Spanish born philosopher George Santayana is quoted as saying, “Those who cannot remember the past are condemned to repeat it.” I fear that our collective failure to educate our children about the history of world tyranny may condemn them to repeat it.

A small but vocal group, led by a former California resident, has undertaken to promote a national campaign, called the “Judicial Accountability Initiative Law” (J.A.I.L.), which they call “JAIL for Judges”. They advocate statewide referendums patterned after an unsuccessful initiative originally advanced in California. Under the “JAIL for Judges” initiative, judicial immunity would be sharply curtailed.

Further, statewide grand juries would be impaneled to consider civil and criminal actions brought against judges by those who disagree with their conduct or decisions. Jurors on these special grand juries would judge all facts and law with regard to civil and criminal actions against judges. The qualifications to serve on a “special grand jury” include: (1) having reached the age of 30, (2) nine years as citizen of the United States, and (3) two years a citizen of the state. Excluded from service would be judges, law enforcement personnel, elected or appointed officials, and lawyers, among others.

Angry citizens, untrained in the law, sitting as judge and jury of those who they despise. To me, this sounds remarkably similar to the Committee for Public Safety that was the de facto government of France during the Reign of Terror of the French Revolution. That comparison might not be appreciated, however, by high school students who know everything about Julia Roberts, but nothing about John Roberts.

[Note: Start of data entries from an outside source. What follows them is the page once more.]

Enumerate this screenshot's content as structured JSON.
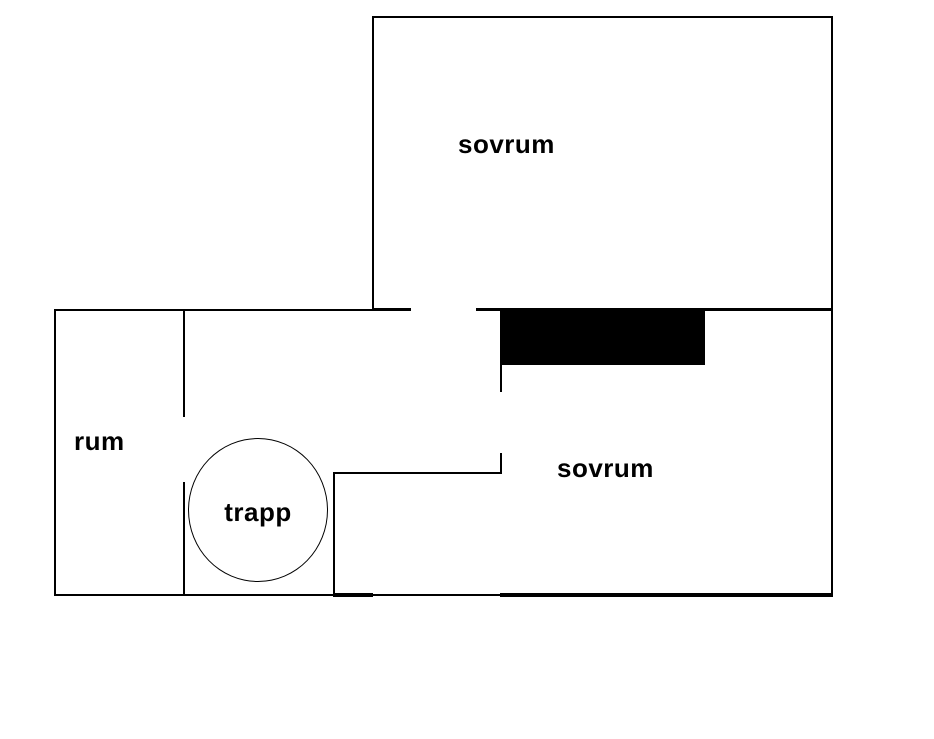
{
  "diagram": {
    "type": "floorplan",
    "background_color": "#ffffff",
    "line_color": "#000000",
    "filled_block_color": "#000000",
    "rooms": {
      "upper_bedroom": {
        "label": "sovrum"
      },
      "lower_bedroom": {
        "label": "sovrum"
      },
      "side_room": {
        "label": "rum"
      },
      "stairs": {
        "label": "trapp"
      }
    }
  }
}
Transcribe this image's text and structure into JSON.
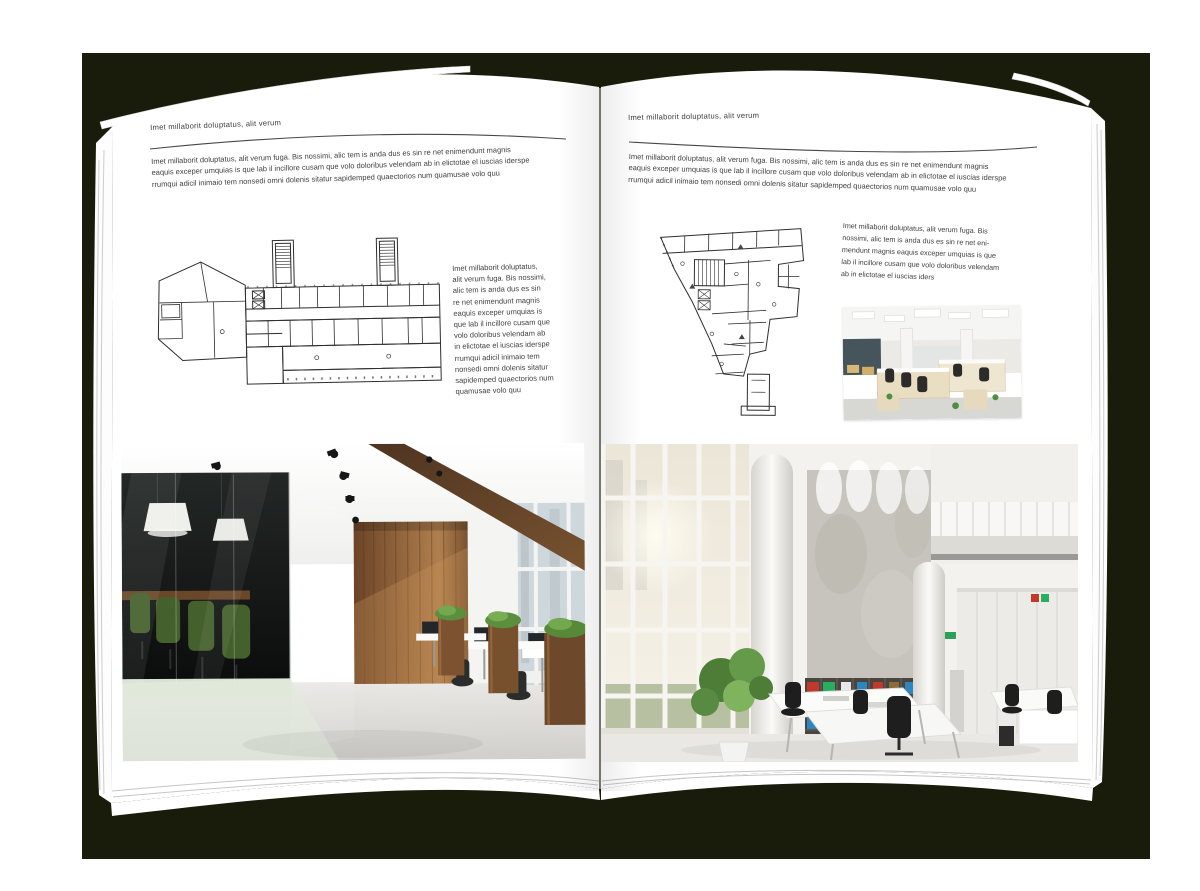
{
  "artboard": {
    "width": 1200,
    "height": 891,
    "backdrop_color": "#191c0a",
    "page_color": "#ffffff",
    "text_color": "#3f3f3f",
    "rule_color": "#474747",
    "plan_line_color": "#2e2e2e"
  },
  "left_page": {
    "header": "Imet millaborit doluptatus, alit verum",
    "intro": "Imet millaborit doluptatus, alit verum fuga. Bis nossimi, alic tem is anda dus es sin re net enimendunt magnis\neaquis exceper umquias is que lab il incillore cusam que volo doloribus velendam ab in elictotae el iuscias iderspe\nrrumqui adicil inimaio tem nonsedi omni dolenis sitatur sapidemped quaectorios num quamusae volo quu",
    "caption": "Imet millaborit doluptatus,\nalit verum fuga. Bis nossimi,\nalic tem is anda dus es sin\nre net enimendunt magnis\neaquis exceper umquias is\nque lab il incillore cusam que\nvolo doloribus velendam ab\nin elictotae el iuscias iderspe\nrrumqui adicil inimaio tem\nnonsedi omni dolenis sitatur\nsapidemped quaectorios num\nquamusae volo quu",
    "floor_plan": "wide-office-building-floor-plan",
    "photo": "office-interior-wood-wall-glass-meeting-room"
  },
  "right_page": {
    "header": "Imet millaborit doluptatus, alit verum",
    "intro": "Imet millaborit doluptatus, alit verum fuga. Bis nossimi, alic tem is anda dus es sin re net enimendunt magnis\neaquis exceper umquias is que lab il incillore cusam que volo doloribus velendam ab in elictotae el iuscias iderspe\nrrumqui adicil inimaio tem nonsedi omni dolenis sitatur sapidemped quaectorios num quamusae volo quu",
    "caption": "Imet millaborit doluptatus, alit verum fuga. Bis\nnossimi, alic tem is anda dus es sin re net eni-\nmendunt magnis eaquis exceper umquias is que\nlab il incillore cusam que volo doloribus velendam\nab in elictotae el iuscias iders",
    "floor_plan": "tower-office-building-floor-plan",
    "photo_small": "open-plan-office-workstations",
    "photo_large": "white-double-height-office-atrium"
  },
  "photo_palette": {
    "wood_wall": "#8a5c36",
    "wood_beam": "#5d4027",
    "chair_green": "#44602c",
    "plant_green": "#5c8f3d",
    "concrete_wall": "#c7c4bd",
    "binder_red": "#c0392b",
    "binder_green": "#27ae60",
    "binder_blue": "#2e86c1"
  }
}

To those of us who understand and respect the rule of law, “JAIL for Judges” sounds like the stuff of a late night comedy monologue. The joke may be on us, however, since this very proposal is listed for a referendum vote in South Dakota in November of this year.

Our celebration of Law Day must include more than saluting our flag, and polite dinner conversation. As citizens, and particularly as lawyers, we must reaffirm our commitment to the rule of law, and to three co-equal branches of government. We must speak out, and speak out loudly, against any attempt to weaken our third branch of government. If we fail, we may learn that de Tocqueville was right, and that, by lessening the independence of the judiciary, we have attacked the democratic republic itself.